Minggu, 25 Mei 2008

KATAKANLAH, AGAR SAYA TAHU……..

Betapa banyak kejadian saya alami setiap hari. Kejadian-kejadian; yang sebenarnya pasti sangat remeh dan sepele dalam pandangan manusia; tapi sungguh menyiratkan begitu banyak pelajaran. Seperti gemericik air yang mengajarkan kesejukan, seperti semilir angin yang mengajarkan kedamaian, seperti debur ombak yang mengajarkan optimisme, seperti tegak karang yang mengajarkan ketegaran, seperti…., seperti…., seperti….

Maka berbahagialah, bagi orang yang mampu mengambil pelajaran dari itu semua. Bukankah saat semakin banyak pelajaran dapat diambil, bukankah akan semakin mudah dalam mengarungi dan meniti kehidupan?
Orang yang terampil mengerjakan soal-soal matematika, tentu saja sebab dia telah paham betul dengan ilmunya. Seperti, seperti, dan seperti yang serupa dengan itu.

Maka hari ini (Rabu, 21 Mei 2008), saya diajari sebuah hal penting dalam interaksi saya di kantor.

Telah menjadi hal yang lumrah, bahwasanya, setiap interaksi, pastilah akan melibatkan aksi-reaksi, bahkan tak jarang konflik. Hal yang terakhir inilah mungkin yang saya alami hari ini.

Awalnya sederhana: tak ada komunikasi untuk melakukan suatu pekerjaan. Jadilah, ada yang pro untuk dilakukannya pekerjaan itu (nyuci piring), ada pula yang kontra.

Akhirnya piring bisa dicuci, tapi dengan sekian banyak embel-embel komentar. Darah saya mendidih!
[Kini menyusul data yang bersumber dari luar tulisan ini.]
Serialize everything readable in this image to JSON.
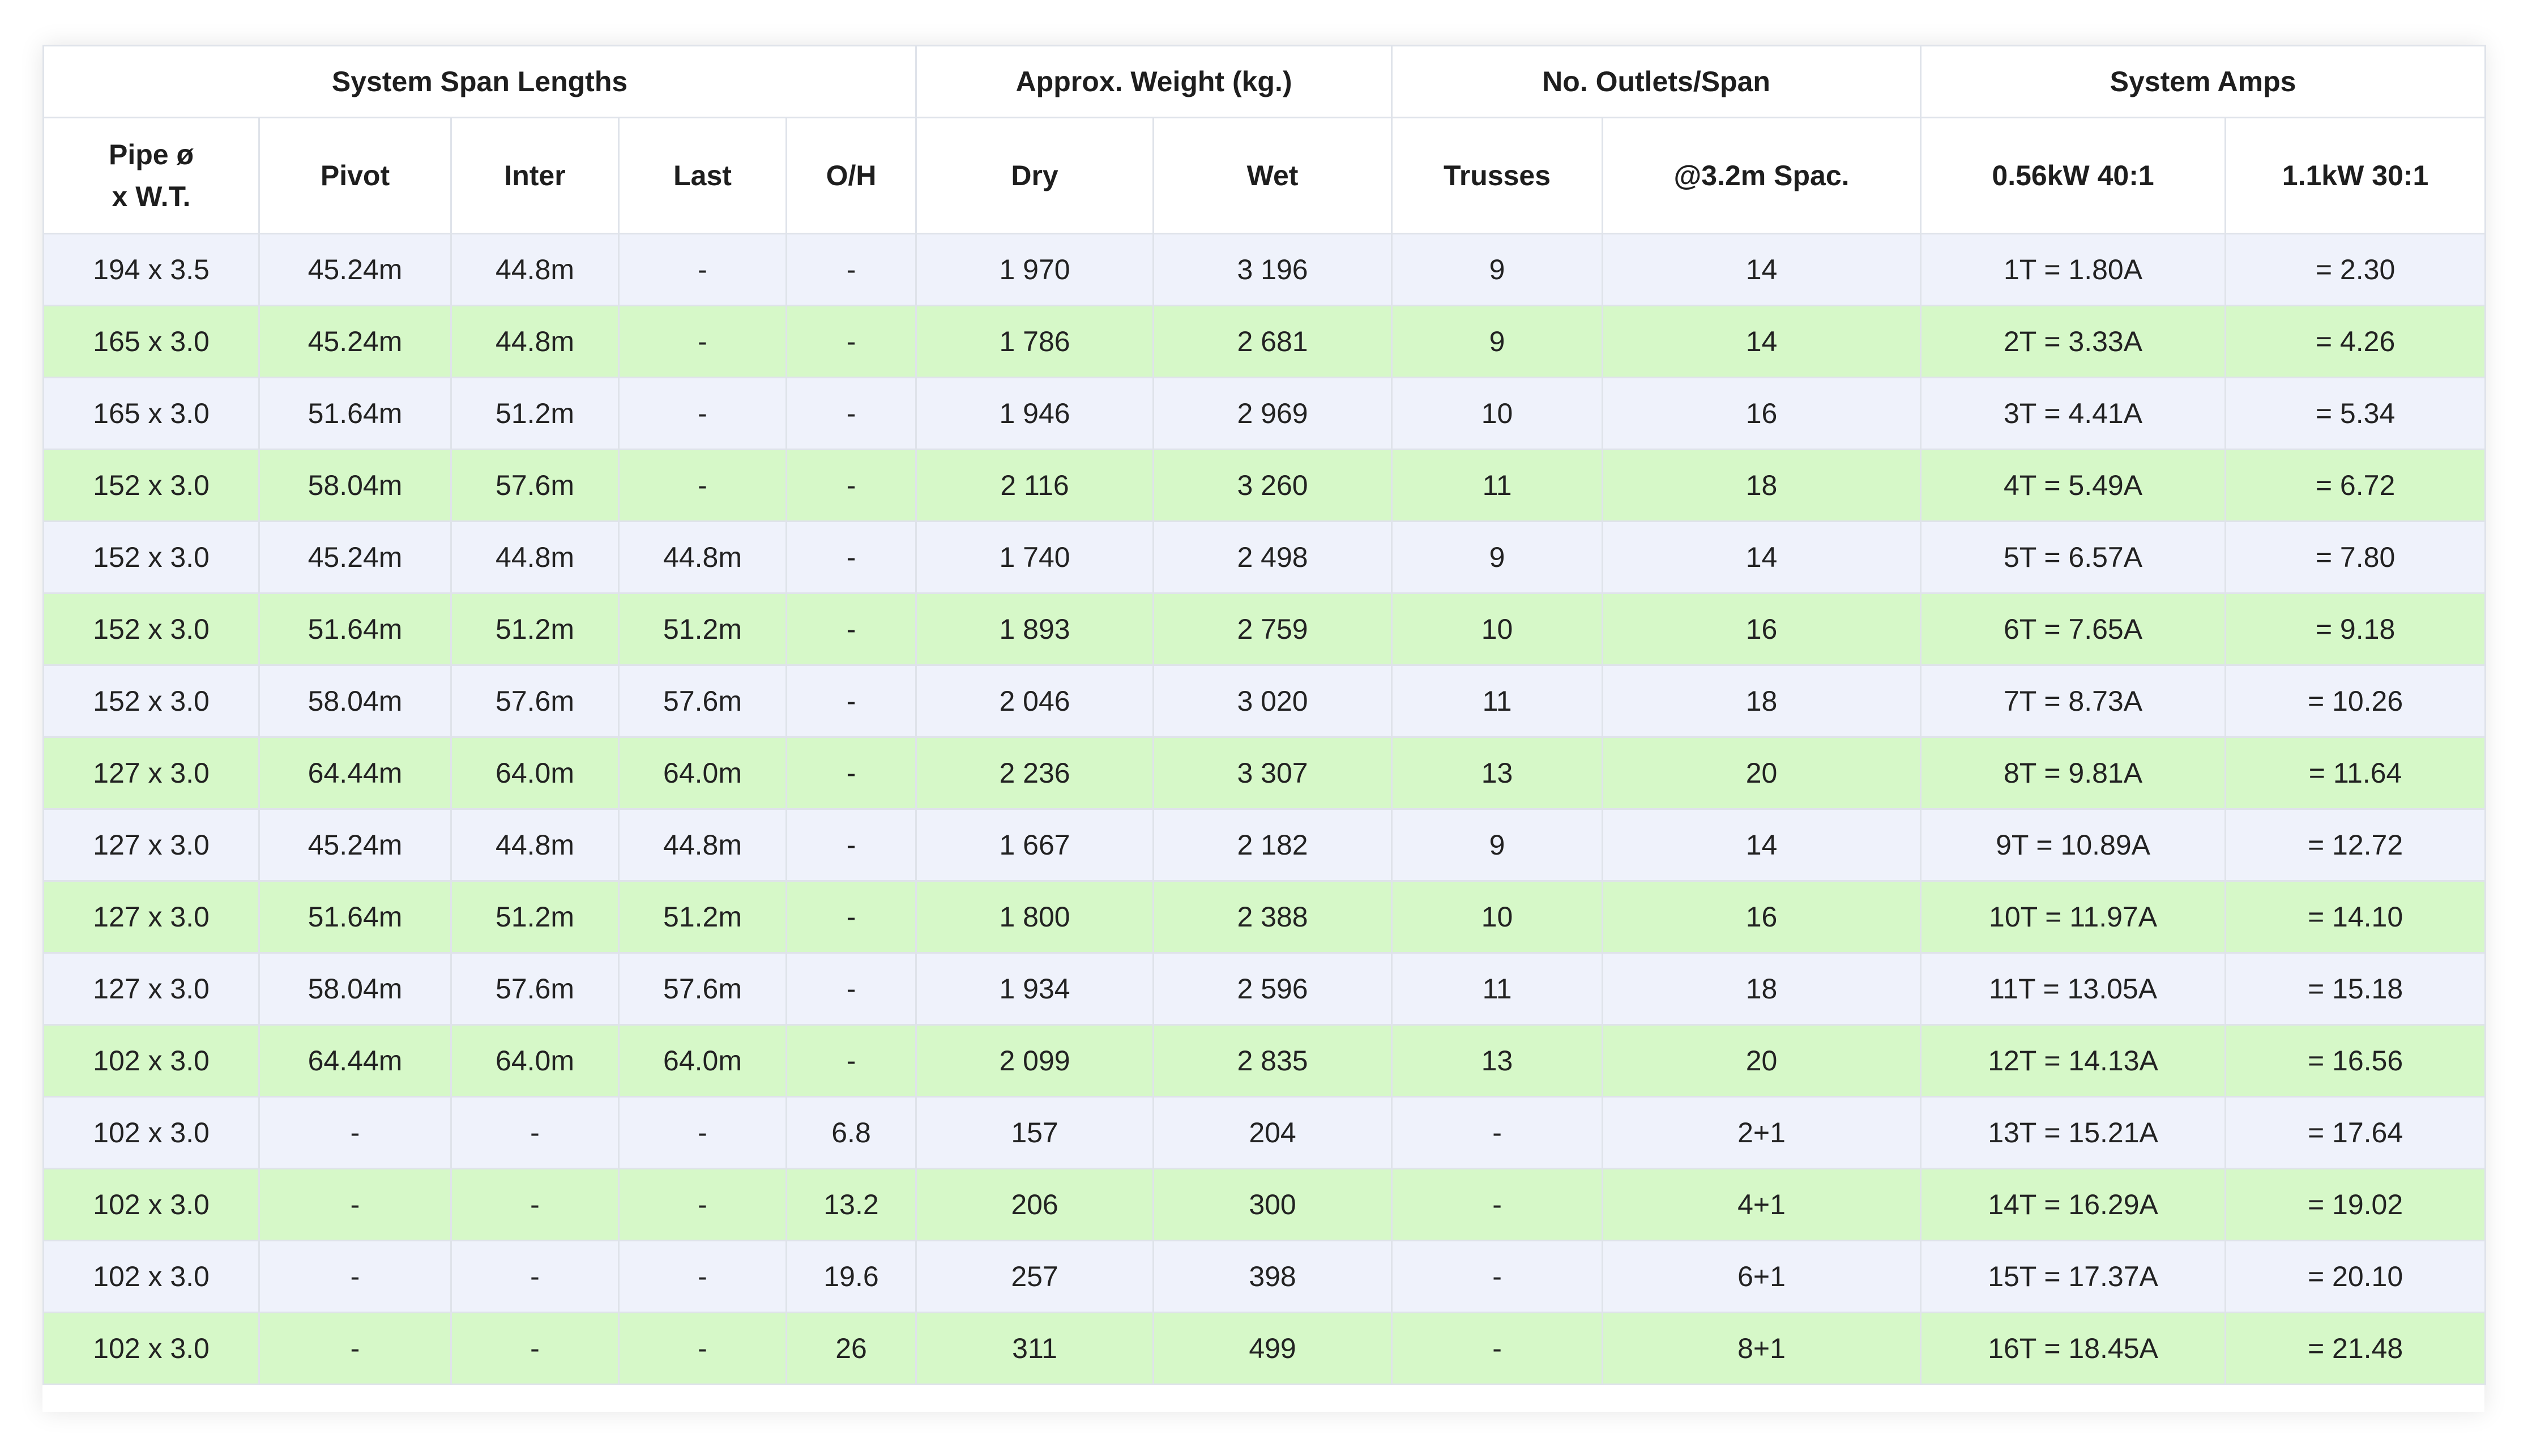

Waktu itu jam 12 siang, saat terik matahari tepat di atas kepala, dalam keadaan tubuh telah lelah setelah usai menunaikan tugas di kantor.

Saya paling tidak bisa menerima, ketika saya bekerja, ada begitu banyak komentar yang dilontarkan. Lha wong ini kemauan saya untuk nyuci piring, kok, kalau mau bantu ya ayo, dibantu, kalau tidak akan membantu, ya sudah, diam saja lah. Begitulah egoisme saya berbicara.

Cas-cis-cus tak karuan berdesingan di telinga saya, dan akhirnya saya memutuskan untuk menghentikan pekerjaan ini. Kesalahan saya adalah: saya tak mengkomunikasikan mengapa saya berhenti nyuci piring. Sehingga, setelah selesai pekerjaan itu, sekian banyak tanda tanya dan suudzan menghampiri hati dan kepala-kepala kami.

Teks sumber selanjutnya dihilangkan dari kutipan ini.